Not long after the first personal computers started entering people’s homes, Intel fell victim to a nasty kind of memory error. The company, which had commercialized the very first dynamic random-access memory (DRAM) chip in 1971 with a 1,024-bit device, was continuing to increase data densities. A few years later, Intel’s then cutting-edge 16-kilobit DRAM chips were sometimes storing bits differently from the way they were written. Indeed, they were making these mistakes at an alarmingly high rate. The cause was ultimately traced to the ceramic packaging for these DRAM devices. Trace amounts of radioactive material that had gotten into the chip packaging were emitting alpha particles and corrupting the data.
Once uncovered, this problem was easy enough to fix. But DRAM errors haven’t disappeared. As a computer user, you’re probably familiar with what can result: the infamous blue screen of death. In the middle of an important project, your machine crashes or applications grind to a halt. While there can be many reasons for such annoying glitches—including program bugs, clashing software packages, and malware—DRAM errors can also be the culprit.
For personal-computer users, such episodes are mostly just an annoyance. But for large-scale commercial operators, reliability issues are becoming the limiting factor in the creation and design of their systems.

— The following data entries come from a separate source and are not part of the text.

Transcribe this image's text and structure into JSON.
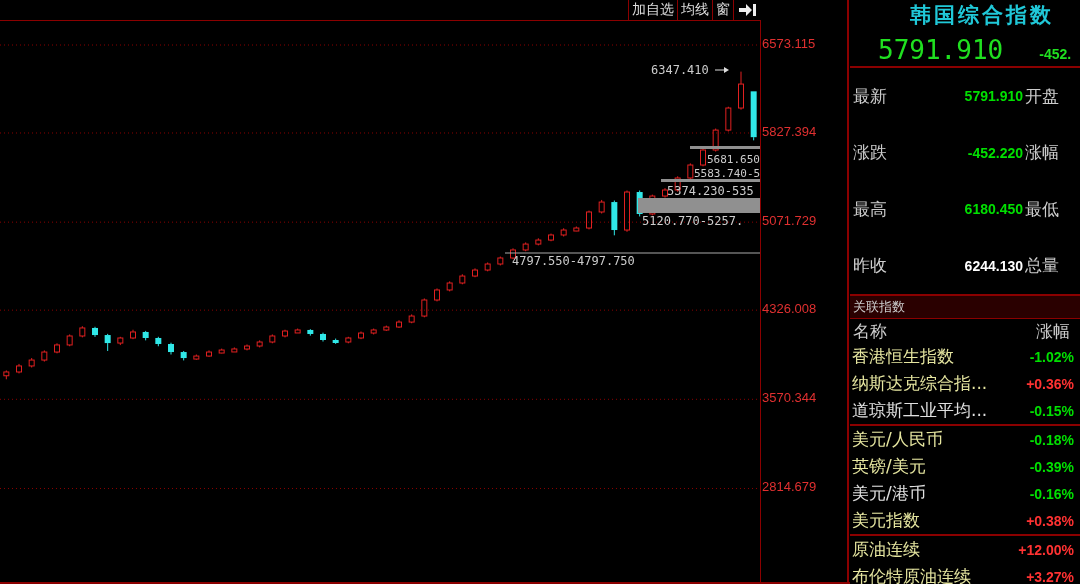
{
  "toolbar": {
    "buttons": [
      "加自选",
      "均线",
      "窗"
    ]
  },
  "chart_data": {
    "type": "candlestick",
    "grid": true,
    "ylim": [
      2022,
      6785
    ],
    "ohlc": [
      [
        3770,
        3815,
        3740,
        3802
      ],
      [
        3802,
        3870,
        3790,
        3853
      ],
      [
        3853,
        3920,
        3840,
        3903
      ],
      [
        3903,
        3985,
        3890,
        3971
      ],
      [
        3971,
        4045,
        3960,
        4031
      ],
      [
        4031,
        4120,
        4020,
        4107
      ],
      [
        4107,
        4190,
        4095,
        4175
      ],
      [
        4175,
        4185,
        4100,
        4115
      ],
      [
        4115,
        4125,
        3980,
        4047
      ],
      [
        4047,
        4100,
        4030,
        4090
      ],
      [
        4090,
        4160,
        4080,
        4141
      ],
      [
        4141,
        4150,
        4070,
        4090
      ],
      [
        4090,
        4100,
        4020,
        4039
      ],
      [
        4039,
        4050,
        3950,
        3971
      ],
      [
        3971,
        3980,
        3900,
        3920
      ],
      [
        3920,
        3950,
        3905,
        3937
      ],
      [
        3937,
        3985,
        3930,
        3971
      ],
      [
        3971,
        4000,
        3960,
        3988
      ],
      [
        3988,
        4010,
        3980,
        3997
      ],
      [
        3997,
        4035,
        3985,
        4022
      ],
      [
        4022,
        4070,
        4010,
        4056
      ],
      [
        4056,
        4120,
        4045,
        4107
      ],
      [
        4107,
        4160,
        4095,
        4149
      ],
      [
        4149,
        4170,
        4140,
        4158
      ],
      [
        4158,
        4165,
        4110,
        4124
      ],
      [
        4124,
        4135,
        4060,
        4073
      ],
      [
        4073,
        4085,
        4040,
        4056
      ],
      [
        4056,
        4100,
        4045,
        4090
      ],
      [
        4090,
        4145,
        4080,
        4132
      ],
      [
        4132,
        4170,
        4120,
        4158
      ],
      [
        4158,
        4195,
        4150,
        4183
      ],
      [
        4183,
        4240,
        4175,
        4225
      ],
      [
        4225,
        4290,
        4215,
        4276
      ],
      [
        4276,
        4425,
        4265,
        4412
      ],
      [
        4412,
        4510,
        4400,
        4497
      ],
      [
        4497,
        4570,
        4485,
        4556
      ],
      [
        4556,
        4630,
        4545,
        4615
      ],
      [
        4615,
        4680,
        4605,
        4666
      ],
      [
        4666,
        4730,
        4655,
        4717
      ],
      [
        4717,
        4780,
        4705,
        4768
      ],
      [
        4768,
        4850,
        4758,
        4836
      ],
      [
        4836,
        4900,
        4825,
        4886
      ],
      [
        4886,
        4935,
        4875,
        4920
      ],
      [
        4920,
        4975,
        4910,
        4963
      ],
      [
        4963,
        5020,
        4950,
        5005
      ],
      [
        5005,
        5035,
        4995,
        5022
      ],
      [
        5022,
        5170,
        5010,
        5158
      ],
      [
        5158,
        5260,
        5145,
        5242
      ],
      [
        5242,
        5255,
        4960,
        5005
      ],
      [
        5005,
        5340,
        4990,
        5327
      ],
      [
        5327,
        5340,
        5120,
        5141
      ],
      [
        5141,
        5305,
        5130,
        5293
      ],
      [
        5293,
        5360,
        5280,
        5344
      ],
      [
        5344,
        5460,
        5330,
        5446
      ],
      [
        5446,
        5570,
        5435,
        5556
      ],
      [
        5556,
        5695,
        5545,
        5683
      ],
      [
        5683,
        5865,
        5670,
        5852
      ],
      [
        5852,
        6050,
        5840,
        6039
      ],
      [
        6039,
        6347.41,
        6025,
        6242
      ],
      [
        6180.45,
        6180.45,
        5765,
        5791.91
      ]
    ],
    "yticks": [
      {
        "value": 6573.115,
        "label": "6573.115"
      },
      {
        "value": 5827.394,
        "label": "5827.394"
      },
      {
        "value": 5071.729,
        "label": "5071.729"
      },
      {
        "value": 4326.008,
        "label": "4326.008"
      },
      {
        "value": 3570.344,
        "label": "3570.344"
      },
      {
        "value": 2814.679,
        "label": "2814.679"
      }
    ]
  },
  "annotations": [
    {
      "kind": "arrow",
      "text": "6347.410"
    },
    {
      "kind": "gap",
      "text": "5681.650"
    },
    {
      "kind": "plain",
      "text": "5583.740-5"
    },
    {
      "kind": "gap",
      "text": "5374.230-535"
    },
    {
      "kind": "band",
      "text": "5120.770-5257."
    },
    {
      "kind": "line",
      "text": "4797.550-4797.750"
    }
  ],
  "quote": {
    "name": "韩国综合指数",
    "price": "5791.910",
    "change": "-452."
  },
  "stats": [
    {
      "label": "最新",
      "value": "5791.910",
      "color": "#00e000",
      "next_label": "开盘"
    },
    {
      "label": "涨跌",
      "value": "-452.220",
      "color": "#00e000",
      "next_label": "涨幅"
    },
    {
      "label": "最高",
      "value": "6180.450",
      "color": "#00e000",
      "next_label": "最低"
    },
    {
      "label": "昨收",
      "value": "6244.130",
      "color": "#ffffff",
      "next_label": "总量"
    }
  ],
  "related": {
    "title": "关联指数",
    "columns": [
      "名称",
      "涨幅"
    ],
    "groups": [
      [
        {
          "name": {
            "text": "香港恒生指数",
            "color": "#e6e6a0"
          },
          "change": {
            "text": "-1.02%",
            "color": "#00e000"
          }
        },
        {
          "name": {
            "text": "纳斯达克综合指...",
            "color": "#e6e6a0"
          },
          "change": {
            "text": "+0.36%",
            "color": "#ff3232"
          }
        },
        {
          "name": {
            "text": "道琼斯工业平均...",
            "color": "#e0e0e0"
          },
          "change": {
            "text": "-0.15%",
            "color": "#00e000"
          }
        }
      ],
      [
        {
          "name": {
            "text": "美元/人民币",
            "color": "#e6e6a0"
          },
          "change": {
            "text": "-0.18%",
            "color": "#00e000"
          }
        },
        {
          "name": {
            "text": "英镑/美元",
            "color": "#e6e6a0"
          },
          "change": {
            "text": "-0.39%",
            "color": "#00e000"
          }
        },
        {
          "name": {
            "text": "美元/港币",
            "color": "#e0e0e0"
          },
          "change": {
            "text": "-0.16%",
            "color": "#00e000"
          }
        },
        {
          "name": {
            "text": "美元指数",
            "color": "#e6e6a0"
          },
          "change": {
            "text": "+0.38%",
            "color": "#ff3232"
          }
        }
      ],
      [
        {
          "name": {
            "text": "原油连续",
            "color": "#e6e6a0"
          },
          "change": {
            "text": "+12.00%",
            "color": "#ff3232"
          }
        },
        {
          "name": {
            "text": "布伦特原油连续",
            "color": "#e6e6a0"
          },
          "change": {
            "text": "+3.27%",
            "color": "#ff3232"
          }
        }
      ]
    ]
  }
}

Big Internet companies like Amazon, Facebook, and Google keep up with the growing demand for their services through massive parallelism, with their data centers routinely housing tens of thousands of individual computers, many of which might be working to serve just one end user. Supercomputer facilities are about as big and, if anything, run their equipment even more intensively.
In computing systems built on such huge scales, even low-probability failures take place relatively frequently. If an individual computer can be expected to crash, say, three times a year, in a data center with 10,000 computers, there will be nearly 100 crashes a day.
Our group at the University of Toronto has been investigating ways to prevent that. We started with the simple premise that before we could hope to make these computers work more reliably, we needed to fully understand how real systems fail. While it didn’t surprise us that DRAM errors are a big part of the problem, exactly how those memory chips were malfunctioning proved a great surprise.
To probe how these devices sometimes fail, we collected field data from a variety of systems, including a dozen high-performance computing clusters at Argonne National Laboratory, Lawrence Livermore National Laboratory, and Los Alamos National Laboratory. We also obtained information from operators of large data centers, including companies such as Google, about their experiences.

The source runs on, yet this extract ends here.